Solo.

E mentre lui spariva piano piano verso la sua macchina, io rimasi li a pensare.
Nei miei occhi di nuovo quei volti, quei problemi, e la certezza che a nessuno importasse di me. Così pensai che in fondo non centrava  il destino, ma piuttosto il nodo della mia infelicità erano le scelte fatte.
Accesi il motore e mi diressi verso casa. Fuori dal finestrino, un paesaggio che sembrava disegnato da una mano divina, veniva cancellato piano piano, risucchiato dalla velocità. Le casse della macchina  spingevano “Acoustic Song di Bruce Dickinson” ed in quelle note il mio pensiero si perdeva. Ripensavo all’ultima volta in cui ero stato veramente felice, in cui ero stato veramente soddisfatto di me e della mia vita. Ma i ricordi erano piano piano svaniti via, sbiaditi ed invecchiati dal tempo. Disciolti in tutto l’alcol passato nelle mie vene. Un senso di precarietà avvolse il mio cuore.
Maledette scelte, maledetti rimpianti. Ed io che non avrei mai voluto averne, ed io che come destato da un sonno lunghissimo, mi ritrovavo a vivere una vita che non sentivo mia. Frank aveva lasciato molto di più che le sue parole nel mio cuore. Le aveva spinte dentro alla mia anima fino a farmi perdere il confine tra lui e me.  E quell’immagine. lui che da solo si allontanava piano piano verso le sue tenebre mi aveva segnato indelebilmente.
Una prigione senza sbarre attanagliava il mio essere. Quelle parole che mi aveva detto mi bruciavano dentro con la stessa intensità delle campane che suonano a morto. E non riuscivo a trovare una soluzione al mio stato. Tutte le alterative mi erano precluse e quelle possibili piano piano sparivano inghiottite dal ticchettare dell’orologio.
Forse quel momento fu il momento in cui realizzai d’esser veramente solo. Il momento in cui realizzai che nessuno poteva capirmi.
Solo Frank ci sarebbe riuscito, ma anche lui ormai era ormai parte del tempo passato e la soluzione era svanita con esso.
D’impulso deviai dal percorso verso casa e mi diressi in una strada che sembrava andare dritta nel buio dei miei ricordi. Fade to black squarciava il rumore prodotto dal motore e in quel trambusto sentii svanire il confine tra realtà e sogno. Il piede si fece sempre più pesante sull’acceleratore e pensai di averne davvero abbastanza di tutto. Il mio volto ormai era una maschera di sabbia che si stava sgretolando sotto i colpi dell’insuccesso e della disperazione. Di nuovo volevo saggiare i miei limiti, di nuovo ero attratto dalla fine e stavolta con una potenza tale da dilaniarmi il cuore. Il vuoto mi riempiva fino all’agonia e io  non potevo far altro che correre verso il mio destino.

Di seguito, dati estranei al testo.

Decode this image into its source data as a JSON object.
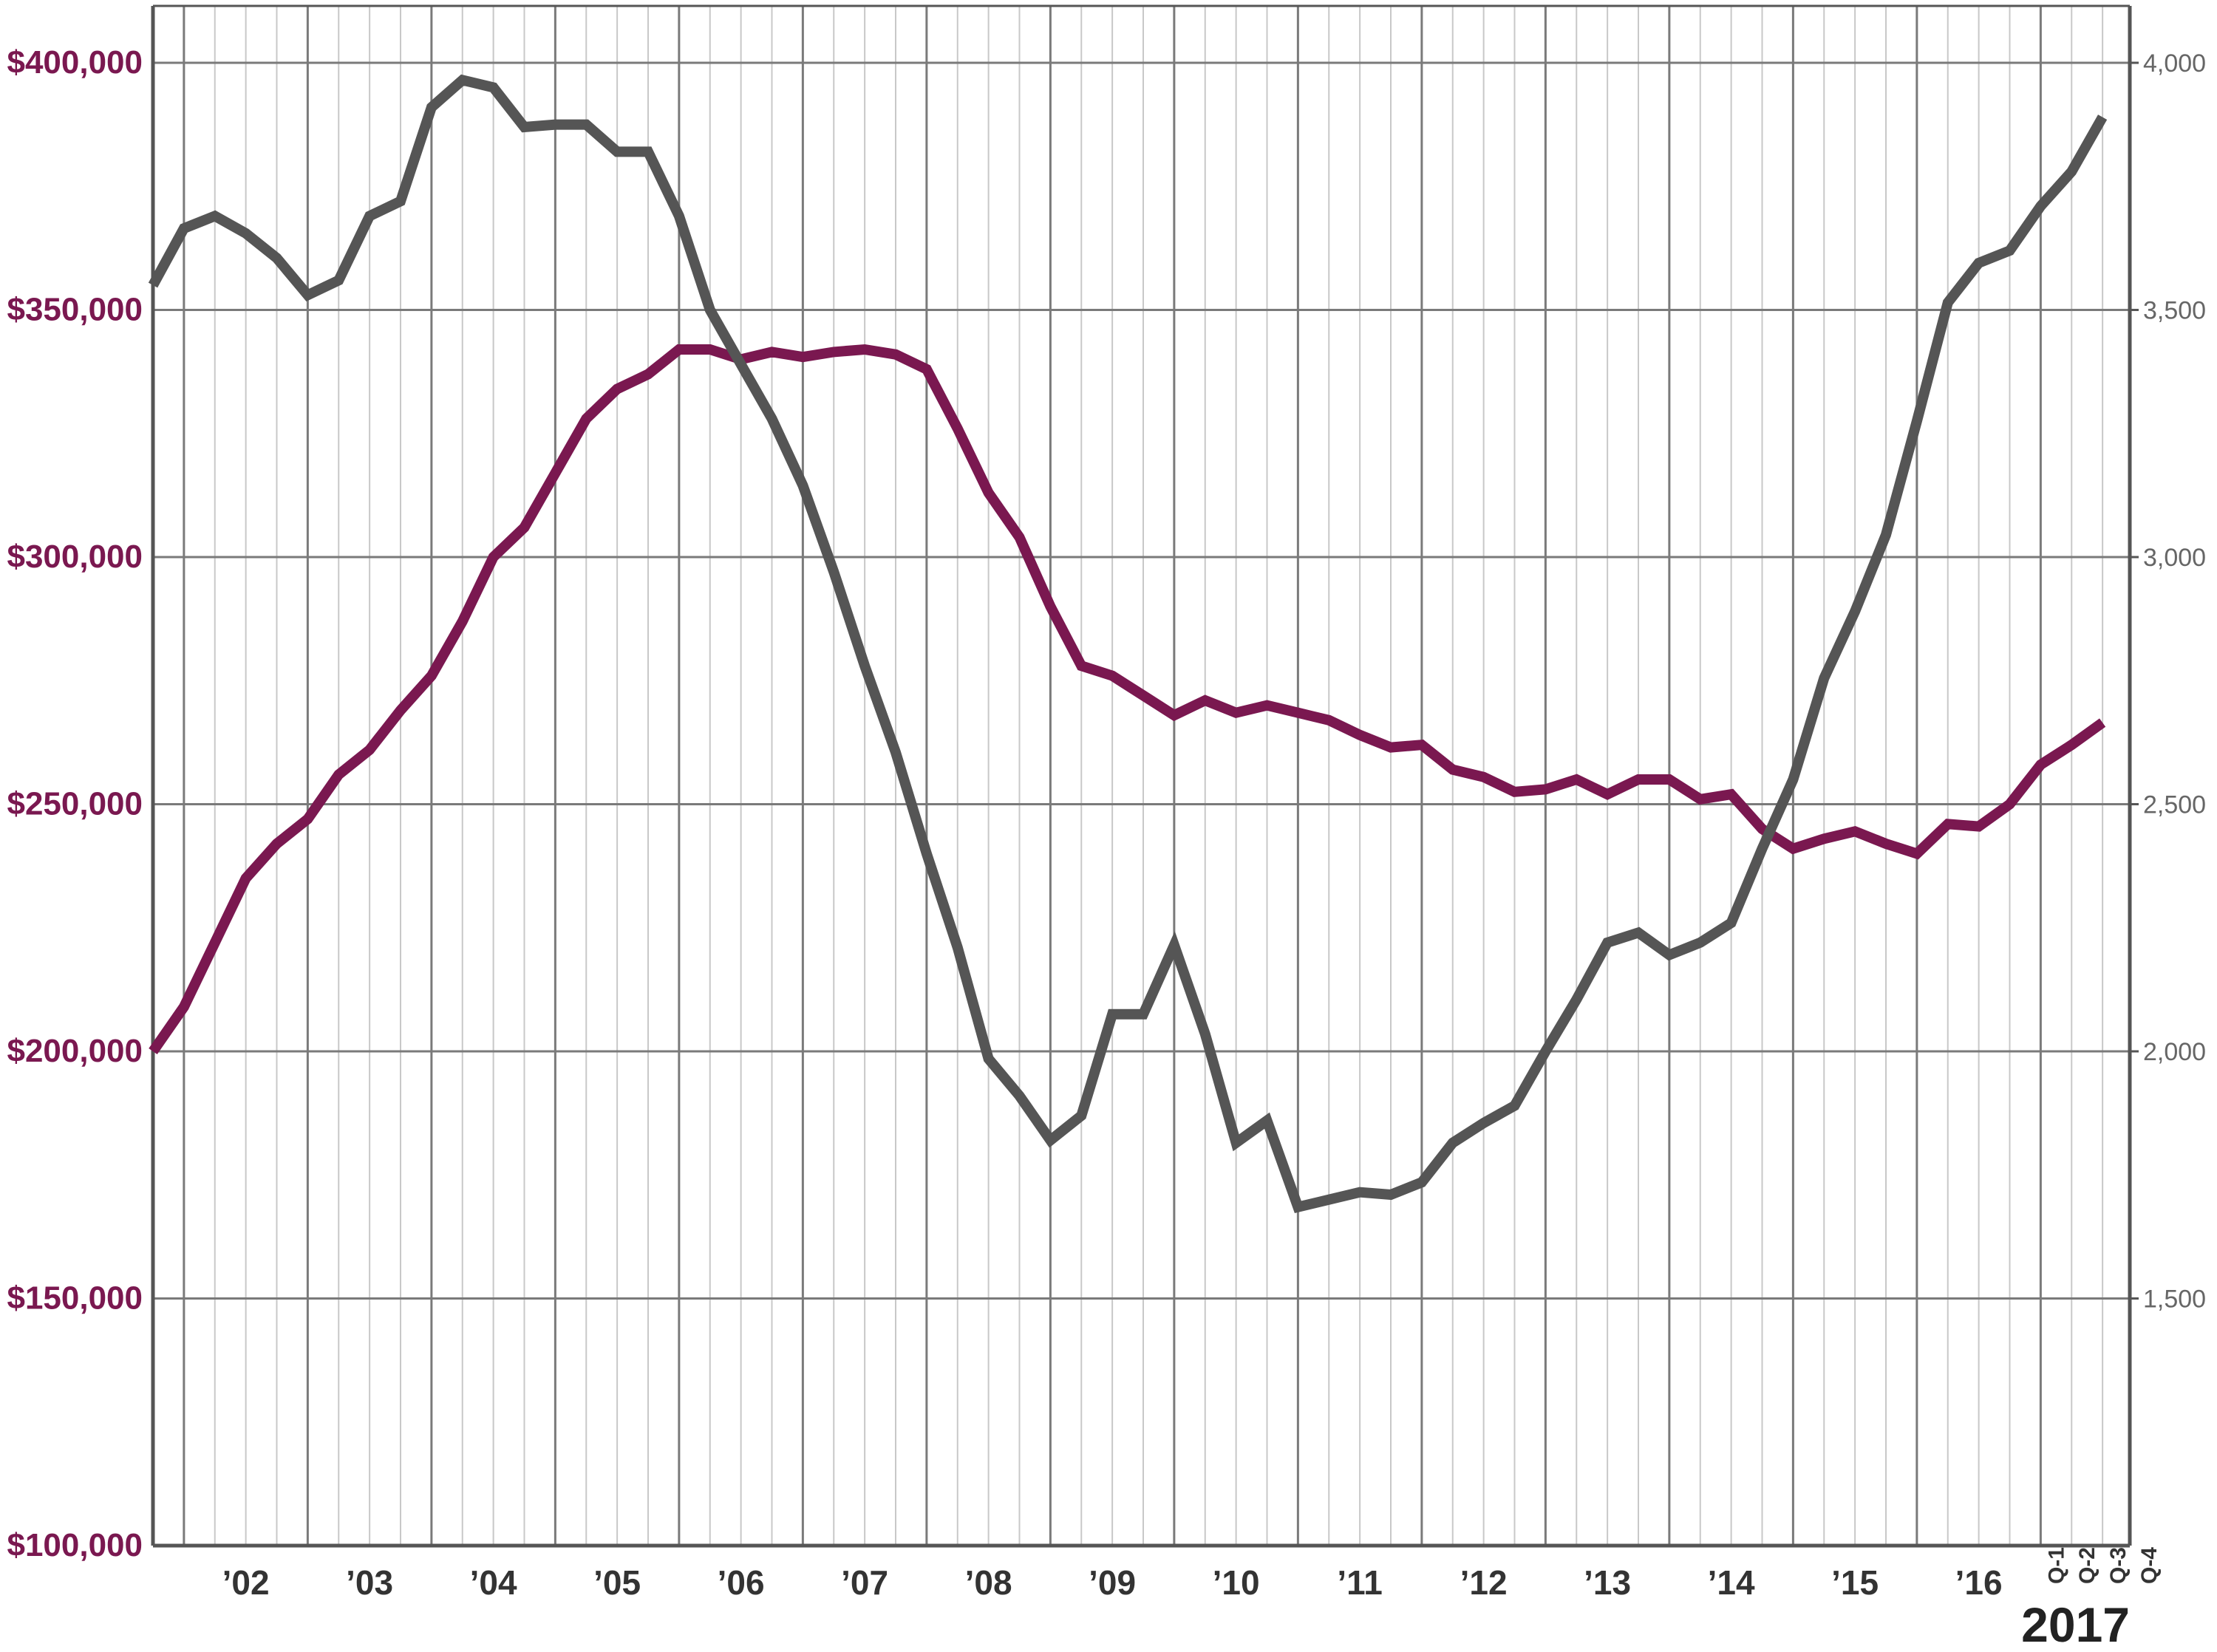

Ed io che in fondo al destino non ci avevo mai creduto. Avrei voluto solo non essere mai esistito. Avrei voluto solo esser stato capace di dire addio e lasciarmi inghiottire dalle fauci di cerbero. Sentivo che quella sarebbe stata la mia fine…

Ma d’un tratto il piede rilasciò l’acceleratore ed i fari smisero di squarciare la notte. Accostai e di nuovo quel senso di sconfitta mi pervase. Sentivo troppe cose mancare. Sentivo le tenebre crescere e non potevo far nulla.
Troppe cicatrici solcavano il mio nome, troppo dolore albergava nel mio cuore. Troppa paura paralizzava i miei movimenti.
Di li a poco, ne ero sicuro, sarei scoppiato.